Google und Microsoft ändern die Suche, um mehr Ergebnisse zu Kinderpornografie auszuschließen

Als Reaktion auf den Druck der britischen Behörden haben Google und Microsoft Pläne zur Zensur von Suchergebnissen angekündigt, die Nutzer auf Kinderpornografie lenken könnten.

Nutzer, die 100.000 Suchbegriffe und Phrasen verwenden, erhalten in den englischsprachigen Suchmaschinen der Unternehmen keine Inhalte mehr, die sich auf den sexuellen Missbrauch von Kindern beziehen, sagten Google und Microsoft.

Google und Microsoft werden illegalen Bildern auch eindeutige Identifikatoren zuordnen, damit diese Bilder automatisch gelöscht werden können, wenn sie erscheinen, sagten die Unternehmen. Laut Google, dem Eigentümer des Videodienstes, arbeiten YouTube-Ingenieure an einem ähnlichen Identifizierungsprozess für Videos.

In einer Kolumne veröffentlicht im Tägliche Post Am Sonntag sagte der Vorstandsvorsitzende von Google, Eric Schmidt, dass einige Suchbegriffe im Zusammenhang mit Kinderpornografie immer noch Ergebnisse liefern, aber britische Nutzer werden oben auf der Suchergebnisseite eine Warnung sehen. Die Warnung weist darauf hin, dass die Suche möglicherweise illegale Ergebnisse liefert, und leitet den Benutzer an Wohltätigkeitsorganisationen weiter, die sich der Bekämpfung von Kinderpornografie widmen.

Die Bemühungen erfolgen nach einem großen Vorstoß britischer Politiker, der Internetpornografie strengere Grenzen zu setzen.
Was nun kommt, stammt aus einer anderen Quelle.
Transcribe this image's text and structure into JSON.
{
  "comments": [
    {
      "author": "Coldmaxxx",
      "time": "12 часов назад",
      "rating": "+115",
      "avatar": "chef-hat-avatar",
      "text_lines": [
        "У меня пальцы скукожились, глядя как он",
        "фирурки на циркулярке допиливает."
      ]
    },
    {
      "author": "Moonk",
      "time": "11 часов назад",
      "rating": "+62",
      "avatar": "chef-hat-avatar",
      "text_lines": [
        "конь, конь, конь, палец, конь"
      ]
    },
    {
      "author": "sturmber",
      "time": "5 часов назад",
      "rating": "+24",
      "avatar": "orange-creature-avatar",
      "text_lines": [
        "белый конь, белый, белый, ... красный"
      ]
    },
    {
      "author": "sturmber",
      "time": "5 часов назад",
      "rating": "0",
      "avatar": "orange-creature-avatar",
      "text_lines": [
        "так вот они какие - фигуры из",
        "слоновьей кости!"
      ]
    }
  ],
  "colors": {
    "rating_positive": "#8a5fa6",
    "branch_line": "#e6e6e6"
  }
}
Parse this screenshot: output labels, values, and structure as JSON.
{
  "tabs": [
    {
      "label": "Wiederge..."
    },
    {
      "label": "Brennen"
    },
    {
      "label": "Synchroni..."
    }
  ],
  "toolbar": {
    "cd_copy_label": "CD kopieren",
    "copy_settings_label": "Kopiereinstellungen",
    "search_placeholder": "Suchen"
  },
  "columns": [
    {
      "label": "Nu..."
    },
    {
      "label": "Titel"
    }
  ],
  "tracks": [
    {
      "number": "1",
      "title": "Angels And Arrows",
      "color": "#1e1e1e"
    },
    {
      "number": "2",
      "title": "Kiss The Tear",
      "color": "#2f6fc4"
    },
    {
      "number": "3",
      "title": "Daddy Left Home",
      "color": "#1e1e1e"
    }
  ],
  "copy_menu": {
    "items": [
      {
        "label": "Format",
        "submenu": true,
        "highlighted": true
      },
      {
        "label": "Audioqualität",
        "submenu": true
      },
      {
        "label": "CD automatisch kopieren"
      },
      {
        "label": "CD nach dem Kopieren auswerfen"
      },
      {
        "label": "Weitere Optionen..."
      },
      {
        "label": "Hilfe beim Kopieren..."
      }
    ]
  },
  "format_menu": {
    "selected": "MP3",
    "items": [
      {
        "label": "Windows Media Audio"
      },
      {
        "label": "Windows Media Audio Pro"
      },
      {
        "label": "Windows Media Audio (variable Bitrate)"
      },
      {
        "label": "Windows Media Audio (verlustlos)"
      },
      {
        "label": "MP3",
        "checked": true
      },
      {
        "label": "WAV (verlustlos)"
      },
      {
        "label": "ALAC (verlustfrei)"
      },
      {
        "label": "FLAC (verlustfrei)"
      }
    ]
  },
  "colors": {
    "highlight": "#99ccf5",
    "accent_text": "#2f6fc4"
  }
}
Die von den Konservativen geführte Regierung des britischen Premierministers David Cameron drängte auf ein hartes Vorgehen gegen Internetpornografie, nachdem zwei junge Mädchen vergewaltigt und getötet worden waren, von denen angenommen wurde, dass sie von Kinderpornografie abhängig waren.

Cameron hatte im Herbst dieses Jahres Suchmaschinenbetreiber wie Google und Microsoft aufgefordert, das Auffinden von Kinderpornografie im Internet zu erschweren.



Schmidt knüpfte die neuen Richtlinien direkt an Camerons Äußerungen. „Wir haben zugehört und in den letzten drei Monaten mehr als 200 Mitarbeiter eingesetzt, um neue, hochmoderne Technologien zu entwickeln, um das Problem anzugehen“, sagte er.

Schmidt sagte, die Änderungen werden in mehr als 150 Sprachen implementiert, sagte jedoch nicht, wann dies geschehen würde.

Microsoft äußerte sich nicht dazu, ob es seine Bemühungen ausweiten würde.

Nach a Bericht von der BBC Cameron sagte, er begrüße die Maßnahmen von Google und Microsoft, aber die Unternehmen müssten schnell handeln, sonst werde er Gesetze in dieser Angelegenheit einbringen.

Es bestehen Zweifel, dass das Entfernen dieses Inhalts aus breiteren Suchmaschinen den Kern des Problems erreichen wird. Nach Angaben des British Child Exploitation and Online Protection Center machen Suchen in kommerziellen Suchmaschinen einen „sehr kleinen“ Prozentsatz der Pornotransaktionen aus.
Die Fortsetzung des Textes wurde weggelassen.